Computational Systems Biology Group, National Centre for Biotechnology (CNB-CSIC), C/ Darwin 3, 28049 Madrid, Spain.
Bioinformatics. 2010 Feb 1;26(3):378-84. doi: 10.1093/bioinformatics/btp663. Epub 2009 Dec 4.
Gene Ontology (GO), the de facto standard for representing protein functional aspects, is being used beyond the primary goal for which it is designed: protein functional annotation. It is increasingly used to evaluate large sets of relationships between proteins, e.g. protein-protein interactions or mRNA co-expression, under the assumption that related proteins tend to have the same or similar GO terms. Nevertheless, this assumption only holds for terms representing functional groups with biological significance ('classes'), and not for the ones representing human-imposed aggregations or conceptualizations lacking a biological rationale ('categories').

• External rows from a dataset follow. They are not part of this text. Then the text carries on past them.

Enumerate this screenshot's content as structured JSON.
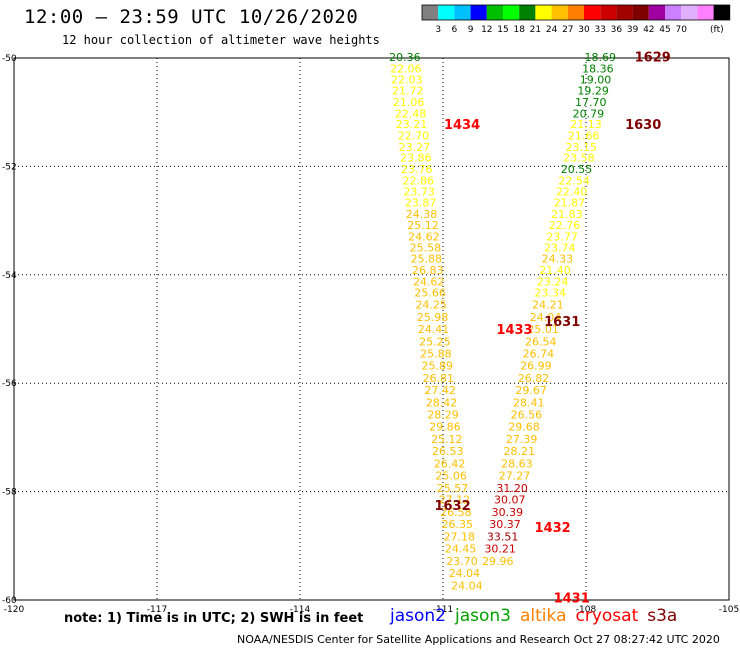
{
  "header": {
    "title": "12:00 – 23:59 UTC 10/26/2020",
    "subtitle": "12 hour collection of altimeter wave heights"
  },
  "color_legend": {
    "colors": [
      "#808080",
      "#00ffff",
      "#00bfff",
      "#0000ff",
      "#00bf00",
      "#00ff00",
      "#008000",
      "#ffff00",
      "#ffc000",
      "#ff8000",
      "#ff0000",
      "#cc0000",
      "#a00000",
      "#800000",
      "#a000a0",
      "#cc80ff",
      "#e0b0ff",
      "#ff80ff",
      "#000000"
    ],
    "labels": [
      "3",
      "6",
      "9",
      "12",
      "15",
      "18",
      "21",
      "24",
      "27",
      "30",
      "33",
      "36",
      "39",
      "42",
      "45",
      "70",
      "(ft)"
    ]
  },
  "chart_data": {
    "type": "scatter",
    "xlim": [
      -120,
      -105
    ],
    "ylim": [
      -60,
      -50
    ],
    "x_ticks": [
      "-120",
      "-117",
      "-114",
      "-111",
      "-108",
      "-105"
    ],
    "y_ticks": [
      "-50",
      "-52",
      "-54",
      "-56",
      "-58",
      "-60"
    ],
    "grid": true,
    "passes": [
      {
        "label": "1434",
        "label_color": "#ff0000",
        "label_lon": -110.6,
        "label_lat": -51.22
      },
      {
        "label": "1433",
        "label_color": "#ff0000",
        "label_lon": -109.5,
        "label_lat": -55.0
      },
      {
        "label": "1432",
        "label_color": "#ff0000",
        "label_lon": -108.7,
        "label_lat": -58.65
      },
      {
        "label": "1431",
        "label_color": "#ff0000",
        "label_lon": -108.3,
        "label_lat": -59.95
      },
      {
        "label": "1629",
        "label_color": "#800000",
        "label_lon": -106.6,
        "label_lat": -49.97
      },
      {
        "label": "1630",
        "label_color": "#800000",
        "label_lon": -106.8,
        "label_lat": -51.22
      },
      {
        "label": "1631",
        "label_color": "#800000",
        "label_lon": -108.5,
        "label_lat": -54.85
      },
      {
        "label": "1632",
        "label_color": "#800000",
        "label_lon": -110.8,
        "label_lat": -58.25
      }
    ],
    "points": [
      {
        "lon": -111.8,
        "lat": -49.98,
        "value": "20.36",
        "color": "#008000"
      },
      {
        "lon": -111.78,
        "lat": -50.19,
        "value": "22.06",
        "color": "#ffff00"
      },
      {
        "lon": -111.76,
        "lat": -50.4,
        "value": "22.03",
        "color": "#ffff00"
      },
      {
        "lon": -111.74,
        "lat": -50.6,
        "value": "21.72",
        "color": "#ffff00"
      },
      {
        "lon": -111.72,
        "lat": -50.81,
        "value": "21.06",
        "color": "#ffff00"
      },
      {
        "lon": -111.68,
        "lat": -51.02,
        "value": "22.48",
        "color": "#ffff00"
      },
      {
        "lon": -111.66,
        "lat": -51.22,
        "value": "23.21",
        "color": "#ffff00"
      },
      {
        "lon": -111.62,
        "lat": -51.43,
        "value": "22.70",
        "color": "#ffff00"
      },
      {
        "lon": -111.6,
        "lat": -51.64,
        "value": "23.27",
        "color": "#ffff00"
      },
      {
        "lon": -111.57,
        "lat": -51.84,
        "value": "23.86",
        "color": "#ffff00"
      },
      {
        "lon": -111.55,
        "lat": -52.05,
        "value": "23.76",
        "color": "#ffff00"
      },
      {
        "lon": -111.52,
        "lat": -52.26,
        "value": "22.86",
        "color": "#ffff00"
      },
      {
        "lon": -111.5,
        "lat": -52.46,
        "value": "23.73",
        "color": "#ffff00"
      },
      {
        "lon": -111.47,
        "lat": -52.67,
        "value": "23.87",
        "color": "#ffff00"
      },
      {
        "lon": -111.45,
        "lat": -52.88,
        "value": "24.38",
        "color": "#ffc000"
      },
      {
        "lon": -111.42,
        "lat": -53.08,
        "value": "25.12",
        "color": "#ffc000"
      },
      {
        "lon": -111.4,
        "lat": -53.29,
        "value": "24.62",
        "color": "#ffc000"
      },
      {
        "lon": -111.37,
        "lat": -53.5,
        "value": "25.58",
        "color": "#ffc000"
      },
      {
        "lon": -111.35,
        "lat": -53.7,
        "value": "25.88",
        "color": "#ffc000"
      },
      {
        "lon": -111.32,
        "lat": -53.91,
        "value": "26.83",
        "color": "#ffc000"
      },
      {
        "lon": -111.3,
        "lat": -54.12,
        "value": "24.62",
        "color": "#ffc000"
      },
      {
        "lon": -111.27,
        "lat": -54.33,
        "value": "25.66",
        "color": "#ffc000"
      },
      {
        "lon": -111.25,
        "lat": -54.55,
        "value": "24.25",
        "color": "#ffc000"
      },
      {
        "lon": -111.22,
        "lat": -54.78,
        "value": "25.98",
        "color": "#ffc000"
      },
      {
        "lon": -111.2,
        "lat": -55.0,
        "value": "24.41",
        "color": "#ffc000"
      },
      {
        "lon": -111.17,
        "lat": -55.23,
        "value": "25.25",
        "color": "#ffc000"
      },
      {
        "lon": -111.15,
        "lat": -55.45,
        "value": "25.88",
        "color": "#ffc000"
      },
      {
        "lon": -111.12,
        "lat": -55.67,
        "value": "25.89",
        "color": "#ffc000"
      },
      {
        "lon": -111.1,
        "lat": -55.9,
        "value": "26.81",
        "color": "#ffc000"
      },
      {
        "lon": -111.06,
        "lat": -56.13,
        "value": "27.42",
        "color": "#ffc000"
      },
      {
        "lon": -111.03,
        "lat": -56.36,
        "value": "28.42",
        "color": "#ffc000"
      },
      {
        "lon": -111.0,
        "lat": -56.58,
        "value": "28.29",
        "color": "#ffc000"
      },
      {
        "lon": -110.96,
        "lat": -56.8,
        "value": "29.86",
        "color": "#ffc000"
      },
      {
        "lon": -110.92,
        "lat": -57.03,
        "value": "25.12",
        "color": "#ffc000"
      },
      {
        "lon": -110.9,
        "lat": -57.25,
        "value": "26.53",
        "color": "#ffc000"
      },
      {
        "lon": -110.86,
        "lat": -57.48,
        "value": "26.42",
        "color": "#ffc000"
      },
      {
        "lon": -110.83,
        "lat": -57.7,
        "value": "25.06",
        "color": "#ffc000"
      },
      {
        "lon": -110.8,
        "lat": -57.93,
        "value": "25.57",
        "color": "#ffc000"
      },
      {
        "lon": -110.76,
        "lat": -58.15,
        "value": "27.12",
        "color": "#ffc000"
      },
      {
        "lon": -110.73,
        "lat": -58.38,
        "value": "26.58",
        "color": "#ffc000"
      },
      {
        "lon": -110.7,
        "lat": -58.6,
        "value": "26.35",
        "color": "#ffc000"
      },
      {
        "lon": -110.66,
        "lat": -58.83,
        "value": "27.18",
        "color": "#ffc000"
      },
      {
        "lon": -110.63,
        "lat": -59.05,
        "value": "24.45",
        "color": "#ffc000"
      },
      {
        "lon": -110.6,
        "lat": -59.28,
        "value": "23.70",
        "color": "#ffc000"
      },
      {
        "lon": -110.55,
        "lat": -59.5,
        "value": "24.04",
        "color": "#ffc000"
      },
      {
        "lon": -110.5,
        "lat": -59.73,
        "value": "24.04",
        "color": "#ffc000"
      },
      {
        "lon": -107.7,
        "lat": -49.98,
        "value": "18.69",
        "color": "#008000"
      },
      {
        "lon": -107.75,
        "lat": -50.19,
        "value": "18.36",
        "color": "#008000"
      },
      {
        "lon": -107.8,
        "lat": -50.4,
        "value": "19.00",
        "color": "#008000"
      },
      {
        "lon": -107.85,
        "lat": -50.6,
        "value": "19.29",
        "color": "#008000"
      },
      {
        "lon": -107.9,
        "lat": -50.81,
        "value": "17.70",
        "color": "#008000"
      },
      {
        "lon": -107.95,
        "lat": -51.02,
        "value": "20.79",
        "color": "#008000"
      },
      {
        "lon": -108.0,
        "lat": -51.22,
        "value": "21.13",
        "color": "#ffff00"
      },
      {
        "lon": -108.05,
        "lat": -51.43,
        "value": "21.66",
        "color": "#ffff00"
      },
      {
        "lon": -108.1,
        "lat": -51.64,
        "value": "23.15",
        "color": "#ffff00"
      },
      {
        "lon": -108.15,
        "lat": -51.84,
        "value": "23.58",
        "color": "#ffff00"
      },
      {
        "lon": -108.2,
        "lat": -52.05,
        "value": "20.55",
        "color": "#008000"
      },
      {
        "lon": -108.25,
        "lat": -52.26,
        "value": "22.54",
        "color": "#ffff00"
      },
      {
        "lon": -108.3,
        "lat": -52.46,
        "value": "22.40",
        "color": "#ffff00"
      },
      {
        "lon": -108.35,
        "lat": -52.67,
        "value": "21.87",
        "color": "#ffff00"
      },
      {
        "lon": -108.4,
        "lat": -52.88,
        "value": "21.83",
        "color": "#ffff00"
      },
      {
        "lon": -108.45,
        "lat": -53.08,
        "value": "22.76",
        "color": "#ffff00"
      },
      {
        "lon": -108.5,
        "lat": -53.29,
        "value": "23.77",
        "color": "#ffff00"
      },
      {
        "lon": -108.55,
        "lat": -53.5,
        "value": "23.74",
        "color": "#ffff00"
      },
      {
        "lon": -108.6,
        "lat": -53.7,
        "value": "24.33",
        "color": "#ffc000"
      },
      {
        "lon": -108.65,
        "lat": -53.91,
        "value": "21.40",
        "color": "#ffff00"
      },
      {
        "lon": -108.7,
        "lat": -54.12,
        "value": "23.24",
        "color": "#ffff00"
      },
      {
        "lon": -108.75,
        "lat": -54.33,
        "value": "23.34",
        "color": "#ffff00"
      },
      {
        "lon": -108.8,
        "lat": -54.55,
        "value": "24.21",
        "color": "#ffc000"
      },
      {
        "lon": -108.85,
        "lat": -54.78,
        "value": "24.04",
        "color": "#ffc000"
      },
      {
        "lon": -108.9,
        "lat": -55.0,
        "value": "25.01",
        "color": "#ffc000"
      },
      {
        "lon": -108.95,
        "lat": -55.23,
        "value": "26.54",
        "color": "#ffc000"
      },
      {
        "lon": -109.0,
        "lat": -55.45,
        "value": "26.74",
        "color": "#ffc000"
      },
      {
        "lon": -109.05,
        "lat": -55.67,
        "value": "26.99",
        "color": "#ffc000"
      },
      {
        "lon": -109.1,
        "lat": -55.9,
        "value": "26.82",
        "color": "#ffc000"
      },
      {
        "lon": -109.15,
        "lat": -56.13,
        "value": "29.67",
        "color": "#ffc000"
      },
      {
        "lon": -109.2,
        "lat": -56.36,
        "value": "28.41",
        "color": "#ffc000"
      },
      {
        "lon": -109.25,
        "lat": -56.58,
        "value": "26.56",
        "color": "#ffc000"
      },
      {
        "lon": -109.3,
        "lat": -56.8,
        "value": "29.68",
        "color": "#ffc000"
      },
      {
        "lon": -109.35,
        "lat": -57.03,
        "value": "27.39",
        "color": "#ffc000"
      },
      {
        "lon": -109.4,
        "lat": -57.25,
        "value": "28.21",
        "color": "#ffc000"
      },
      {
        "lon": -109.45,
        "lat": -57.48,
        "value": "28.63",
        "color": "#ffc000"
      },
      {
        "lon": -109.5,
        "lat": -57.7,
        "value": "27.27",
        "color": "#ffc000"
      },
      {
        "lon": -109.55,
        "lat": -57.93,
        "value": "31.20",
        "color": "#cc0000"
      },
      {
        "lon": -109.6,
        "lat": -58.15,
        "value": "30.07",
        "color": "#cc0000"
      },
      {
        "lon": -109.65,
        "lat": -58.38,
        "value": "30.39",
        "color": "#cc0000"
      },
      {
        "lon": -109.7,
        "lat": -58.6,
        "value": "30.37",
        "color": "#cc0000"
      },
      {
        "lon": -109.75,
        "lat": -58.83,
        "value": "33.51",
        "color": "#a00000"
      },
      {
        "lon": -109.8,
        "lat": -59.05,
        "value": "30.21",
        "color": "#cc0000"
      },
      {
        "lon": -109.85,
        "lat": -59.28,
        "value": "29.96",
        "color": "#ffc000"
      }
    ]
  },
  "footer": {
    "note": "note:  1) Time is in UTC;  2) SWH is in feet",
    "satellites": [
      {
        "name": "jason2",
        "color": "#0000ff"
      },
      {
        "name": "jason3",
        "color": "#00a000"
      },
      {
        "name": "altika",
        "color": "#ff8000"
      },
      {
        "name": "cryosat",
        "color": "#ff0000"
      },
      {
        "name": "s3a",
        "color": "#800000"
      }
    ],
    "credit": "NOAA/NESDIS Center for Satellite Applications and Research    Oct 27 08:27:42 UTC 2020"
  }
}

Using a data-driven approach based on a set of high-quality functional associations, we quantify the functional coherence of GO biological process (GO:BP) terms as well as their explicit and implicit relationships, trying to distinguish classes and categories. We show that the quantification used is in agreement with the distinction one would intuitively make between these two concepts. As not all GO:BP terms and relationships are equally supported by current functional associations, any detailed validation of new experimental data using GO:BP, beyond whole-system statistics, should take such unbalance into account.
Supplementary data are available at Bioinformatics online.
基因本体论(GO)是表示蛋白质功能方面的事实上的标准,它的使用已经超出了其最初的设计目的:蛋白质功能注释。它越来越多地被用于评估蛋白质之间的大量关系,例如蛋白质-蛋白质相互作用或 mRNA 共表达,假设相关的蛋白质往往具有相同或相似的 GO 术语。然而,这种假设仅适用于代表具有生物学意义的功能组的术语(“类别”),而不适用于代表缺乏生物学依据的人为聚合或概念化的术语(“范畴”)。
我们使用了一种基于高质量功能关联集的基于数据驱动的方法,对 GO 生物过程(GO:BP)术语及其显式和隐式关系的功能一致性进行了量化,试图区分类别和范畴。我们表明,所使用的量化与这两个概念之间人们直观上的区别是一致的。由于并非所有的 GO:BP 术语和关系都同样得到当前功能关联的支持,因此,在使用 GO:BP 对新的实验数据进行任何详细验证时,除了全系统统计之外,都应该考虑到这种不平衡。
补充数据可在“生物信息学”在线获取。